青謠的目光落在合離書上,望向周嬤嬤,眼神有些空茫,聲音因為虛弱而帶著氣音:“母后她也信么?”
“信梁家會私通敵國,信駙馬他們會貪墨軍餉,信那些,我連聽都沒聽過的罪名?”
周嬤嬤:“殿下,這不是娘娘信或不信的事。”
她嘆了口氣:“是陛下信了,圣旨已下,梁家滿門獲罪,這是鐵案,公主,您要想想這孩子若頂著罪臣之后的身份降世,往后一輩子,就都毀了。”
青謠閉上了眼睛。
她睫毛很長,在蒼白的眼瞼下投出一小片顫動的陰影。
產后的虛弱像潮水般一陣陣涌上來,骨頭縫里都透著酸軟無力,小腹深處殘留著隱約的,鈍刀割肉似的疼。
可她腦子里卻異常清醒,那些和梁松清有關的畫面,零碎地閃過:從前他年少笨手笨腳幫她捉蝴蝶,結果摔了一身泥;那年他去北漠,他托人從邊關捎回一匣子彩石,信上說邊境風大,石頭都被磨圓了,她那時候想誰送人送石頭的;成婚后他握著她的手,手心滾燙,說會待她好。
“我不懂。”她開口,卻有了點力氣,像是從胸腔深處硬擠出來的,“我不懂什么卷宗,什么證物,什么鐵案如山。”
青謠那雙眸子里的水光晃動著,卻沒有掉下來:“我只知道,駙馬不是那樣的人,梁家舅舅,表兄他們,都不是。我要去見父皇。”
她撐著床沿,試圖坐直身體,手臂卻一陣發軟,周嬤嬤連忙上前扶住。
“殿下,您這身子。”嬤嬤的聲音里帶了急。
青謠喘了口氣,額角又滲出細密的汗:“我要去求父皇,徹查。這里面一定有冤屈,一定有的。”
周嬤嬤的手按在青謠肩頭:“公主,如今這光景,誰還敢拿這事去觸陛下的眉頭?那不是在求情,是在往火上澆油啊。”
“您就算不為自己想,也得為小殿下想想。他才剛落地,路還長著呢。”
青謠的肩膀在她掌下細細地抖,像秋風中最后一片掛在枝頭的葉子。她沒再試圖起身,只是仰起臉,淚水無聲地滾下來,沖淡了臉上虛弱的熱氣,留下冰涼的濕痕。
“青霄呢?”她問,“他回來了嗎?”
周嬤嬤搖了搖頭。
青謠終于支撐不住,身子一軟,伏倒在錦被上,壓抑的哭聲從喉嚨深處溢出來,悶悶的,一聲疊著一聲。
周嬤嬤在一旁看著,眼眶也跟著紅了,她伸手去拍青謠的背,動作很輕,怕碰疼了她:“公主,您可不能再哭了,月子里流淚,傷眼睛,那是一輩子的事。”
*
云岫站在石臺前,手指拂過上面排列的兵器。
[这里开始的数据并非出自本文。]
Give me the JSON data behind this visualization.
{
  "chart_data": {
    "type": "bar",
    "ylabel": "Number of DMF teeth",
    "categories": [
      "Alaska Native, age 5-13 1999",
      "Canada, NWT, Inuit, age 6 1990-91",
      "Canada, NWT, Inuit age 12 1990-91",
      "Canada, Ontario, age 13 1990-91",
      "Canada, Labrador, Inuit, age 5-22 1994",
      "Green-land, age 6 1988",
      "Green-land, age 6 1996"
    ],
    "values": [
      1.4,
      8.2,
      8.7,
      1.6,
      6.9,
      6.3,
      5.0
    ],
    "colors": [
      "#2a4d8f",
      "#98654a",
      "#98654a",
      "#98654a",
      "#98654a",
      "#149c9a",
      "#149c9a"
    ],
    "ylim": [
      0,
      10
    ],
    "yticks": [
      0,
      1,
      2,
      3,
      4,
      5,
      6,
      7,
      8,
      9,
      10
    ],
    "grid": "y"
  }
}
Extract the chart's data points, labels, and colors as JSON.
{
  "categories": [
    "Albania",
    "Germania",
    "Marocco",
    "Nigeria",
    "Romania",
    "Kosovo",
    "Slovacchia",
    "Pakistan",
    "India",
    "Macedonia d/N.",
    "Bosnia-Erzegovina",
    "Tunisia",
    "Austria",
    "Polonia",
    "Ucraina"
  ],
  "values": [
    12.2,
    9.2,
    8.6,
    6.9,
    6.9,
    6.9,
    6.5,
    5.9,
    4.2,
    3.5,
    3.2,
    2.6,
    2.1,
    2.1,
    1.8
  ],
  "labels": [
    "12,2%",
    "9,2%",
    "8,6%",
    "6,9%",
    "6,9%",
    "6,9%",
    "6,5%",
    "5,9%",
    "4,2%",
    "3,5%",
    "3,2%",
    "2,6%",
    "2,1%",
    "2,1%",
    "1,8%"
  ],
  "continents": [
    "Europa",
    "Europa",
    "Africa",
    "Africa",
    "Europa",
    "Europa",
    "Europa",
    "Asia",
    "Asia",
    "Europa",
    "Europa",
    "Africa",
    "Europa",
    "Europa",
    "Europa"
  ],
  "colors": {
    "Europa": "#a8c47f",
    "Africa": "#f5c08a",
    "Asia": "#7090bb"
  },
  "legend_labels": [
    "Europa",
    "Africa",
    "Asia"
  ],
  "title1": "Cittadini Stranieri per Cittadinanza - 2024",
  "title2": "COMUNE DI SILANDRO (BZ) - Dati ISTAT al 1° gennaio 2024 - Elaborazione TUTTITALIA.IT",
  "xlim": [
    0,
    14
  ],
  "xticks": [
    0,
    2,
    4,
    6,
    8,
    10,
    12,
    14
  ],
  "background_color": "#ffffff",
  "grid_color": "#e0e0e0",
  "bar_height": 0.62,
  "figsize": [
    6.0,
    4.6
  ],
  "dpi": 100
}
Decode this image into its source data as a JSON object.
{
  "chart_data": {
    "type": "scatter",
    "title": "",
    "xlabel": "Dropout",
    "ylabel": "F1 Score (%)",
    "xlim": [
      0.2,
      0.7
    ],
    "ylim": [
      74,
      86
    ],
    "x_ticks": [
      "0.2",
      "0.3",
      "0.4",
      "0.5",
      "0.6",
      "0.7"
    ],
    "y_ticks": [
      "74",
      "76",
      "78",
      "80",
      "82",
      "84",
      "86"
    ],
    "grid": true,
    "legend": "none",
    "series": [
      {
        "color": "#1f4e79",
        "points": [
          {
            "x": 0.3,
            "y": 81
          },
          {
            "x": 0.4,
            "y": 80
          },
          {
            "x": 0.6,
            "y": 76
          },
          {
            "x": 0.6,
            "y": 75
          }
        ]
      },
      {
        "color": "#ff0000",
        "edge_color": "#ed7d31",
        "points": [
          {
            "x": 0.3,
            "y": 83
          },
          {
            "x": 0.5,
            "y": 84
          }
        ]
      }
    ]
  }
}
骨刺打磨的短匕,刃口泛著青黑;不知名獸筋鞣制的長鞭,握柄處被摩挲得油亮;還有一對彎刀,弧度詭異,像某種毒獸的獠牙。
他的指尖在冰涼的金屬上停留,最終揀起把短匕,指尖一勾,刀身無聲滑入特制的皮鞘,貼在后腰一側,嚴絲合縫。
他拿起石臺上疊放整齊的黑色衣物,料子不知是什么織就,觸手微涼柔滑,卻異常堅韌。
穿戴整齊后,他又從懷中取出一張薄如蟬翼的面罩,邊緣有細密的銀色符文流轉,輕輕覆在臉上,五官的輪廓立刻模糊下去,只剩下一雙眼睛,在幽光里亮得懾人。
剛走到洞口,一道暗影卻堵在了那里,是赤霄身邊常跟著的一個魔侍,生得矮小精悍,一雙眼睛滴溜溜轉著,嘴角掛著慣常的,皮笑肉不笑的弧度。
“云岫大人,”魔侍躬身,姿態恭敬,“尊上今日設有宴會,特來邀請大人。”
赤霄的宴席。
云岫腦子里立刻浮現出那些畫面:大殿里彌漫著劣質香料的甜膩,舞動的肢體扭曲怪異,觥籌交錯間是貪婪的吞咽和諂媚的笑。